The great theologian Henri Nouwen once reflected that,
“You don’t think your way into a new kind of living. You live your way into a new kind of thinking”.
And the way we live our way into this new kind of thinking is by being obedient to God’s instructions for our life and living out his word, TOGETHER.
Eugene Peterson in his Message translation of our text from Matthew puts Jesus’ words this way:
“Grow Up! You’re Kingdom subjects. Now live like it! Live out your God created identity. Live generously and graciously towards others, the way God lives toward you.”-Matthew 5:48 (Message)
This notion of ‘living my way into a new kind of thinking’ was exactly what I was doing, unbeknownst to myself, in the hills of Tennessee.
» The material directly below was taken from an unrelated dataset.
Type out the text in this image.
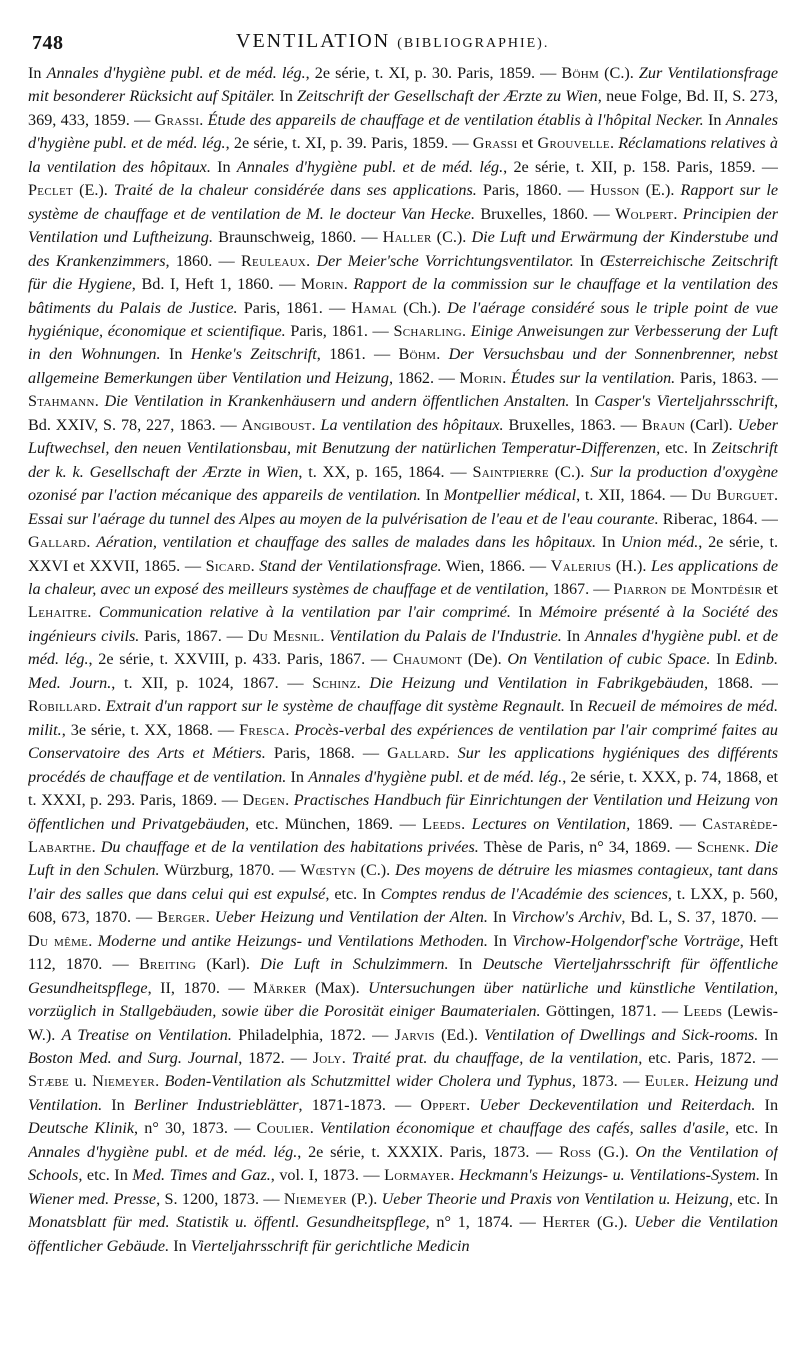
748	VENTILATION (BIBLIOGRAPHIE).

In Annales d'hygiène publ. et de méd. lég., 2e série, t. XI, p. 30. Paris, 1859. — Böhm (C.). Zur Ventilationsfrage mit besonderer Rücksicht auf Spitäler. In Zeitschrift der Gesellschaft der Ærzte zu Wien, neue Folge, Bd. II, S. 273, 369, 433, 1859. — Grassi. Étude des appareils de chauffage et de ventilation établis à l'hôpital Necker. In Annales d'hygiène publ. et de méd. lég., 2e série, t. XI, p. 39. Paris, 1859. — Grassi et Grouvelle. Réclamations relatives à la ventilation des hôpitaux. In Annales d'hygiène publ. et de méd. lég., 2e série, t. XII, p. 158. Paris, 1859. — Peclet (E.). Traité de la chaleur considérée dans ses applications. Paris, 1860. — Husson (E.). Rapport sur le système de chauffage et de ventilation de M. le docteur Van Hecke. Bruxelles, 1860. — Wolpert. Principien der Ventilation und Luftheizung. Braunschweig, 1860. — Haller (C.). Die Luft und Erwärmung der Kinderstube und des Krankenzimmers, 1860. — Reuleaux. Der Meier'sche Vorrichtungsventilator. In Œsterreichische Zeitschrift für die Hygiene, Bd. I, Heft 1, 1860. — Morin. Rapport de la commission sur le chauffage et la ventilation des bâtiments du Palais de Justice. Paris, 1861. — Hamal (Ch.). De l'aérage considéré sous le triple point de vue hygiénique, économique et scientifique. Paris, 1861. — Scharling. Einige Anweisungen zur Verbesserung der Luft in den Wohnungen. In Henke's Zeitschrift, 1861. — Böhm. Der Versuchsbau und der Sonnenbrenner, nebst allgemeine Bemerkungen über Ventilation und Heizung, 1862. — Morin. Études sur la ventilation. Paris, 1863. — Stahmann. Die Ventilation in Krankenhäusern und andern öffentlichen Anstalten. In Casper's Vierteljahrsschrift, Bd. XXIV, S. 78, 227, 1863. — Angiboust. La ventilation des hôpitaux. Bruxelles, 1863. — Braun (Carl). Ueber Luftwechsel, den neuen Ventilationsbau, mit Benutzung der natürlichen Temperatur-Differenzen, etc. In Zeitschrift der k. k. Gesellschaft der Ærzte in Wien, t. XX, p. 165, 1864. — Saintpierre (C.). Sur la production d'oxygène ozonisé par l'action mécanique des appareils de ventilation. In Montpellier médical, t. XII, 1864. — Du Burguet. Essai sur l'aérage du tunnel des Alpes au moyen de la pulvérisation de l'eau et de l'eau courante. Riberac, 1864. — Gallard. Aération, ventilation et chauffage des salles de malades dans les hôpitaux. In Union méd., 2e série, t. XXVI et XXVII, 1865. — Sicard. Stand der Ventilationsfrage. Wien, 1866. — Valerius (H.). Les applications de la chaleur, avec un exposé des meilleurs systèmes de chauffage et de ventilation, 1867. — Piarron de Montdésir et Lehaitre. Communication relative à la ventilation par l'air comprimé. In Mémoire présenté à la Société des ingénieurs civils. Paris, 1867. — Du Mesnil. Ventilation du Palais de l'Industrie. In Annales d'hygiène publ. et de méd. lég., 2e série, t. XXVIII, p. 433. Paris, 1867. — Chaumont (De). On Ventilation of cubic Space. In Edinb. Med. Journ., t. XII, p. 1024, 1867. — Schinz. Die Heizung und Ventilation in Fabrikgebäuden, 1868. — Robillard. Extrait d'un rapport sur le système de chauffage dit système Regnault. In Recueil de mémoires de méd. milit., 3e série, t. XX, 1868. — Fresca. Procès-verbal des expériences de ventilation par l'air comprimé faites au Conservatoire des Arts et Métiers. Paris, 1868. — Gallard. Sur les applications hygiéniques des différents procédés de chauffage et de ventilation. In Annales d'hygiène publ. et de méd. lég., 2e série, t. XXX, p. 74, 1868, et t. XXXI, p. 293. Paris, 1869. — Degen. Practisches Handbuch für Einrichtungen der Ventilation und Heizung von öffentlichen und Privatgebäuden, etc. München, 1869. — Leeds. Lectures on Ventilation, 1869. — Castarède-Labarthe. Du chauffage et de la ventilation des habitations privées. Thèse de Paris, n° 34, 1869. — Schenk. Die Luft in den Schulen. Würzburg, 1870. — Wœstyn (C.). Des moyens de détruire les miasmes contagieux, tant dans l'air des salles que dans celui qui est expulsé, etc. In Comptes rendus de l'Académie des sciences, t. LXX, p. 560, 608, 673, 1870. — Berger. Ueber Heizung und Ventilation der Alten. In Virchow's Archiv, Bd. L, S. 37, 1870. — Du même. Moderne und antike Heizungs- und Ventilations Methoden. In Virchow-Holgendorf'sche Vorträge, Heft 112, 1870. — Breiting (Karl). Die Luft in Schulzimmern. In Deutsche Vierteljahrsschrift für öffentliche Gesundheitspflege, II, 1870. — Märker (Max). Untersuchungen über natürliche und künstliche Ventilation, vorzüglich in Stallgebäuden, sowie über die Porosität einiger Baumaterialen. Göttingen, 1871. — Leeds (Lewis-W.). A Treatise on Ventilation. Philadelphia, 1872. — Jarvis (Ed.). Ventilation of Dwellings and Sick-rooms. In Boston Med. and Surg. Journal, 1872. — Joly. Traité prat. du chauffage, de la ventilation, etc. Paris, 1872. — Stæbe u. Niemeyer. Boden-Ventilation als Schutzmittel wider Cholera und Typhus, 1873. — Euler. Heizung und Ventilation. In Berliner Industrieblätter, 1871-1873. — Oppert. Ueber Deckeventilation und Reiterdach. In Deutsche Klinik, n° 30, 1873. — Coulier. Ventilation économique et chauffage des cafés, salles d'asile, etc. In Annales d'hygiène publ. et de méd. lég., 2e série, t. XXXIX. Paris, 1873. — Ross (G.). On the Ventilation of Schools, etc. In Med. Times and Gaz., vol. I, 1873. — Lormayer. Heckmann's Heizungs- u. Ventilations-System. In Wiener med. Presse, S. 1200, 1873. — Niemeyer (P.). Ueber Theorie und Praxis von Ventilation u. Heizung, etc. In Monatsblatt für med. Statistik u. öffentl. Gesundheitspflege, n° 1, 1874. — Herter (G.). Ueber die Ventilation öffentlicher Gebäude. In Vierteljahrsschrift für gerichtliche Medicin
What had at first looked to me as a space where God was obviously absent, because if he had been there he surely would’ve sheltered Daniel and his family from such devastation, turned into the very space where God most forcefully brought strangers together in love and service to one another.
As I have built upon this experience by joining and serving through Brethren Volunteer Service, this mantra of living into a new way of thinking has proved to be consistently true. My views on many things have shifted since moving to Washington and working for the church, but I am always surprised when I finally realize that my thinking has changed, many times without me noticing it right away.
You can’t will the reality of God into your life. You can’t force yourself to think and believe differently. You have to go out and live. You have to go out and serve and share with your brothers and sisters that you don’t yet know. You just have to notice that God is already there, working in the spaces where it feels like he is most absent. You just have to acknowledge that perhaps God is already doing a new thing and that he wants you. No, he wants us, regardless of how we all got to this place. He wants all of us to participate in and help bring about the glory of his peaceful Kingdom.